Mondatmosphäre entsteht durch Mini-Meteorite
Redaktion
/ Pressemitteilung des Max-Planck-Instituts für Sonnensystemforschung astronews.com
6. August 2024
Die ausgesprochen dünne Atmosphäre, die den Mond umgibt, entsteht in erster
Linie durch das ständige Bombardement der Mondoberfläche durch staubgroße
Mini-Meteoriten. Andere Prozesse, etwa die Wechselwirkung mit Teilchen und
Strahlung von der Sonne, spielen eine untergeordnete Rolle. Dies ergab jetzt die
neue Untersuchung von Bodenproben und Computersimulationen.
Anders als die Erde besitzt der Mond nur
eine sehr, sehr dünne Atmosphäre.
Bild: NASA / JPL / USGS [Großansicht] |
Eigentlich hat der Mond gar keine Atmosphäre – zumindest nicht nach irdischen
Maßstäben. Die nicht einmal zehn Tonnen Material, die seine Gashülle bilden,
erzeugen einen Atmosphärendruck von etwa einem Billiardenstel des Luftdrucks,
der auf der Erde herrscht. Das bezeichnet man typischerweise als
Ultrahochvakuum. Im Fall des Mondes spricht man von Exosphäre. Sie besteht in
erster Linie aus Argon, Helium und Neon. Dazu gesellen sich neben einigen
anderen Spurenelementen kleinste Anteile der Alkalimetalle Natrium, Kalium und
Rubidium. Unklar war bisher, welche Prozesse die Exosphäre mit Material
versorgen. Da ständig einige Teilchen ins Weltall entweichen, müssen sie ebenso
kontinuierlich von der Oberfläche "nachgefüllt" werden.

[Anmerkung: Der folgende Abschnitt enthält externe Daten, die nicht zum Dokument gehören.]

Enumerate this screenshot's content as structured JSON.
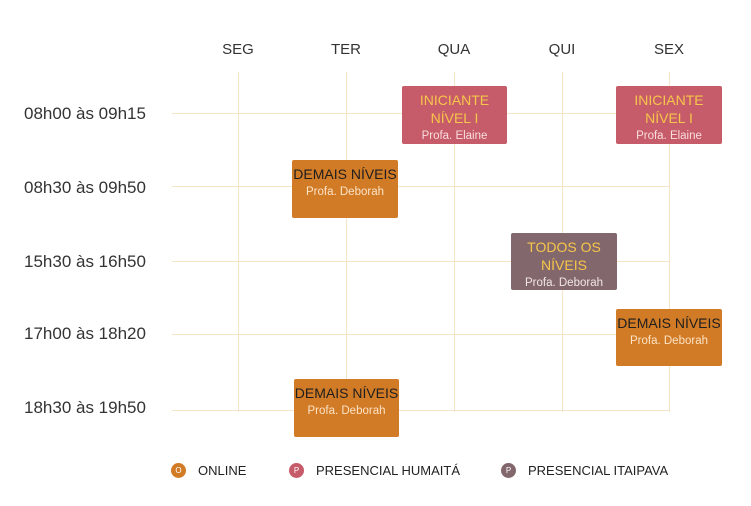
{
  "days": [
    "SEG",
    "TER",
    "QUA",
    "QUI",
    "SEX"
  ],
  "times": [
    "08h00 às 09h15",
    "08h30 às 09h50",
    "15h30 às 16h50",
    "17h00 às 18h20",
    "18h30 às 19h50"
  ],
  "blocks": [
    {
      "title": "INICIANTE NÍVEL I",
      "teacher": "Profa. Elaine",
      "type": "hum"
    },
    {
      "title": "INICIANTE NÍVEL I",
      "teacher": "Profa. Elaine",
      "type": "hum"
    },
    {
      "title": "DEMAIS NÍVEIS",
      "teacher": "Profa. Deborah",
      "type": "online"
    },
    {
      "title": "TODOS OS NÍVEIS",
      "teacher": "Profa. Deborah",
      "type": "ita"
    },
    {
      "title": "DEMAIS NÍVEIS",
      "teacher": "Profa. Deborah",
      "type": "online"
    },
    {
      "title": "DEMAIS NÍVEIS",
      "teacher": "Profa. Deborah",
      "type": "online"
    }
  ],
  "legend": [
    {
      "mark": "O",
      "label": "ONLINE",
      "color": "#d27b26"
    },
    {
      "mark": "P",
      "label": "PRESENCIAL HUMAITÁ",
      "color": "#c65b69"
    },
    {
      "mark": "P",
      "label": "PRESENCIAL ITAIPAVA",
      "color": "#82676c"
    }
  ]
}
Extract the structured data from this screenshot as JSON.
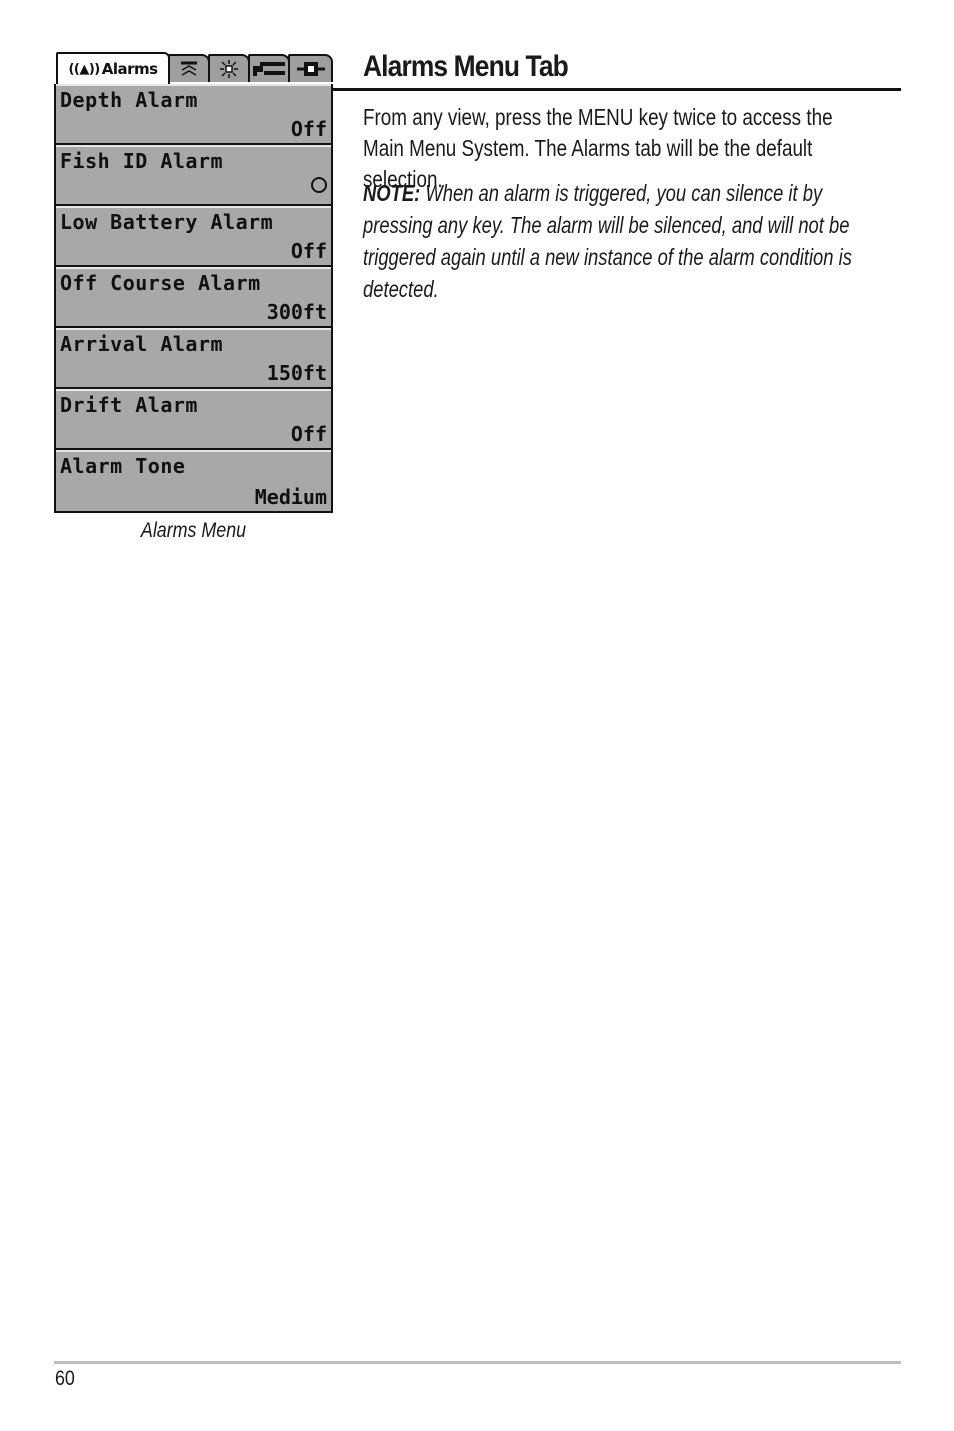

In einer jetzt vorgestellten Studie kommen die Wissenschaftlerinnen und
Wissenschaftler zu dem Ergebnis, dass hauptsächlich die Einschläge sogenannter
Mikrometeoriten, kleinster Staubteilchen aus dem Weltall, den nötigen
"Nachschub" liefern. Sie treffen permanent auf die Mondoberfläche, erwärmen sie
lokal und setzen so Atome frei. Einen deutlich geringeren Einfluss hat die
Sonne: Auch Teilchen des Sonnenwindes und Sonnenlicht können einzelne Atome aus
dem Mondboden lösen.
In der Vergangenheit hat sich die Wissenschaft bemüht, diese Prozesse
möglichst direkt zu verfolgen, etwa mithilfe der NASA-Raumsonde Lunar
Atmosphere and Dust Environment Explorer (LADEE), die den Mond von Oktober
2013 bis April 2014 umkreiste und ihr Augenmerk besonders auf die Natrium- und
Kaliumatome der Exosphäre richtete. Die neue Studie verfolgt nun einen gänzlich
anderen Ansatz: Um mehr über die Exosphäre zu erfahren, schauen die
Forscherinnen und Forscher nicht auf die Exosphäre selbst, sondern untersuchen
den Mondboden.
"Das Regolith, das den Mond überzieht, steht seit Milliarden von Jahren in
direktem Austausch mit seiner Exosphäre", erklärt Dr. Timo Hopp vom
Max-Planck-Institut für Sonnensystemforschung (MPS) in Göttingen die Grundidee
der Studie. "Das hat Spuren hinterlassen, die sich im Labor messen lassen", fügt
er hinzu. Entscheidend ist dabei, dass einige der Prozesse, die sich im
Wechselspiel zwischen Oberfläche und Exosphäre abspielen, leichtere Isotope
bevorzugen. Isotope sind Spielarten eines Elements, die sich allein durch die
Anzahl ihrer Neutronen im Kern und somit durch ihr Gewicht unterscheiden. So
setzen etwa die Einschläge von Mini-Meteoriten eher leichte als schwere Isotope
frei. Zwar fallen einige der herausgeschlagenen Teilchen mit der Zeit zurück auf
die Oberfläche und werden so wieder Teil der Mondoberfläche. Andere entweichen
jedoch ins All – und verändern so die Isotopenverhältnisse im Boden dauerhaft.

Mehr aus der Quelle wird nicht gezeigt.